When he turns his head away, she reaches
around and puts in the spoonful blind.
He will not accept the next morsel
until he has completely chewed this one.
His bright squint tells her he finds
the shrimp she has just put in delicious.
Next to the voice and touch of those we love,
food may be our last pleasure on earth—
a man on death row takes his T-bone
in small bites and swishes each sip
of the jug wine around in his mouth,
tomorrow will be too late for them to jolt
this supper out of him. She stokes
his head very slowly, as if to cheer up
each separate discomfited hair sticking up
from its roots in his stricken brain.
Standing behind him, she presses her cheek
to his, kisses his jowl, and his eyes seem
to stop seeing and do nothing but emit light.

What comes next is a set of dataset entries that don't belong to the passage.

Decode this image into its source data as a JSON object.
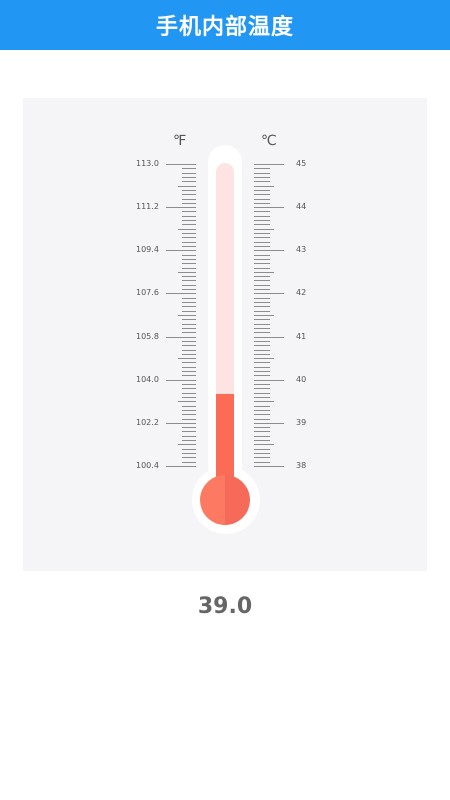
{
  "header": {
    "title": "手机内部温度"
  },
  "thermometer": {
    "fahrenheit_unit": "℉",
    "celsius_unit": "℃",
    "fahrenheit_labels": [
      "113.0",
      "111.2",
      "109.4",
      "107.6",
      "105.8",
      "104.0",
      "102.2",
      "100.4"
    ],
    "celsius_labels": [
      "45",
      "44",
      "43",
      "42",
      "41",
      "40",
      "39",
      "38"
    ],
    "scale_min_c": 38,
    "scale_max_c": 45,
    "current_c": 39.0,
    "colors": {
      "mercury": "#fb6b56",
      "tube": "#fde4e2",
      "bulb_light": "#fd7961",
      "bulb_dark": "#f56a58"
    }
  },
  "reading": {
    "value": "39.0"
  }
}
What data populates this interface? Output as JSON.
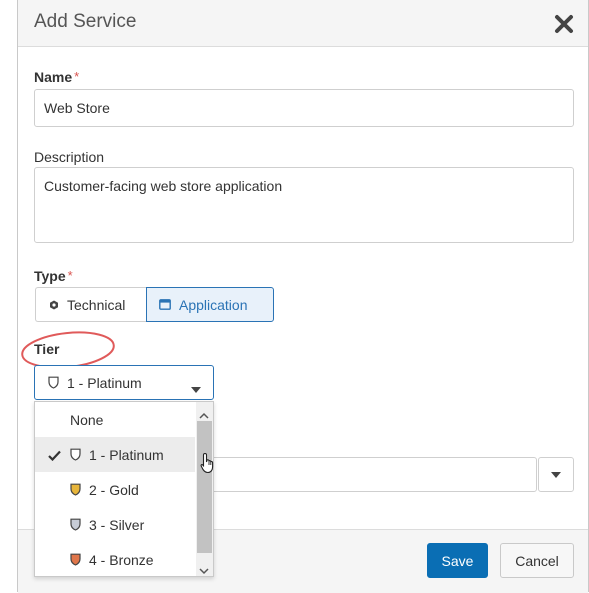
{
  "dialog": {
    "title": "Add Service",
    "close_icon": "close-icon"
  },
  "form": {
    "name": {
      "label": "Name",
      "required_mark": "*",
      "value": "Web Store"
    },
    "description": {
      "label": "Description",
      "value": "Customer-facing web store application"
    },
    "type": {
      "label": "Type",
      "required_mark": "*",
      "options": [
        {
          "label": "Technical",
          "icon": "technical-icon",
          "selected": false
        },
        {
          "label": "Application",
          "icon": "application-icon",
          "selected": true
        }
      ]
    },
    "tier": {
      "label": "Tier",
      "selected_label": "1 - Platinum",
      "selected_icon": "shield-outline-icon",
      "options": [
        {
          "label": "None",
          "icon": "",
          "color": ""
        },
        {
          "label": "1 - Platinum",
          "icon": "shield-outline-icon",
          "color": "#ffffff",
          "selected": true
        },
        {
          "label": "2 - Gold",
          "icon": "shield-gold-icon",
          "color": "#e7b53a"
        },
        {
          "label": "3 - Silver",
          "icon": "shield-silver-icon",
          "color": "#c7ccd6"
        },
        {
          "label": "4 - Bronze",
          "icon": "shield-bronze-icon",
          "color": "#e0764a"
        }
      ]
    }
  },
  "footer": {
    "save_label": "Save",
    "cancel_label": "Cancel"
  },
  "colors": {
    "accent": "#2a73b5",
    "save_button": "#0a6eb4",
    "required": "#d9534f",
    "annotation": "#e05a5a"
  }
}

Could heaven be a time, after we are dead,
if remembering the knowledge
flesh had from flesh? The flesh
of his face is hard, perhaps
from years spent facing down others
until they fell back, and harder
from years of being himself faced down
and falling back in his turn, and harder still
from all the while frowning and beaming
and worrying and shouting and probably
letting go in rages. His face softens
into a kind of quizzical wince, as if one
of the other animals were working at
getting the knack of the human smile.
When picking up a cookie he uses
both thumbtips to grip it
and push it against an index finger
to secure it so that he can lift it.
She takes him then to the bathroom,
and when they come out, she is facing him,
walking backwards in front of him
and holding his hands, pulling him
when he stops, reminding him to step
when he forgets and starts to pitch forward.

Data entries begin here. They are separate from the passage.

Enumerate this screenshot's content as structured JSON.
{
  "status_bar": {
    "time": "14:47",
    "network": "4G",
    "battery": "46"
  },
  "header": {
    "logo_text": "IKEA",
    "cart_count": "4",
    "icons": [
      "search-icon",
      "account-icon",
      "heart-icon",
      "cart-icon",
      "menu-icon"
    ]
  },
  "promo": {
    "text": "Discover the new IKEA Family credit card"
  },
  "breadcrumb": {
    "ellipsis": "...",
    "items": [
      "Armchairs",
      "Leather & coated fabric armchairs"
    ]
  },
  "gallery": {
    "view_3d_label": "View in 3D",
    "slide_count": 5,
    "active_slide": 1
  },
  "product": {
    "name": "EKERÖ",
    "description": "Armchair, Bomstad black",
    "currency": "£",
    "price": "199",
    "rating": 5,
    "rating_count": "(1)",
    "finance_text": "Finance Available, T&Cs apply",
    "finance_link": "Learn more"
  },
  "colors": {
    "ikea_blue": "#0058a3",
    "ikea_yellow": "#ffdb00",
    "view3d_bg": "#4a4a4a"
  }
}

She is leading her old father in the future
as far as they can go, and she is walking
him back into her childhood, where she stood
in bare feet on the toes of his shoes
and they foxtrotted on this same rug.
I watch them closely: she could be teaching him
the last steps that one day she may teach me.
At this moment, he glints and shines,
as if it will be only a small dislocation
for him to pass from this paradise into the next.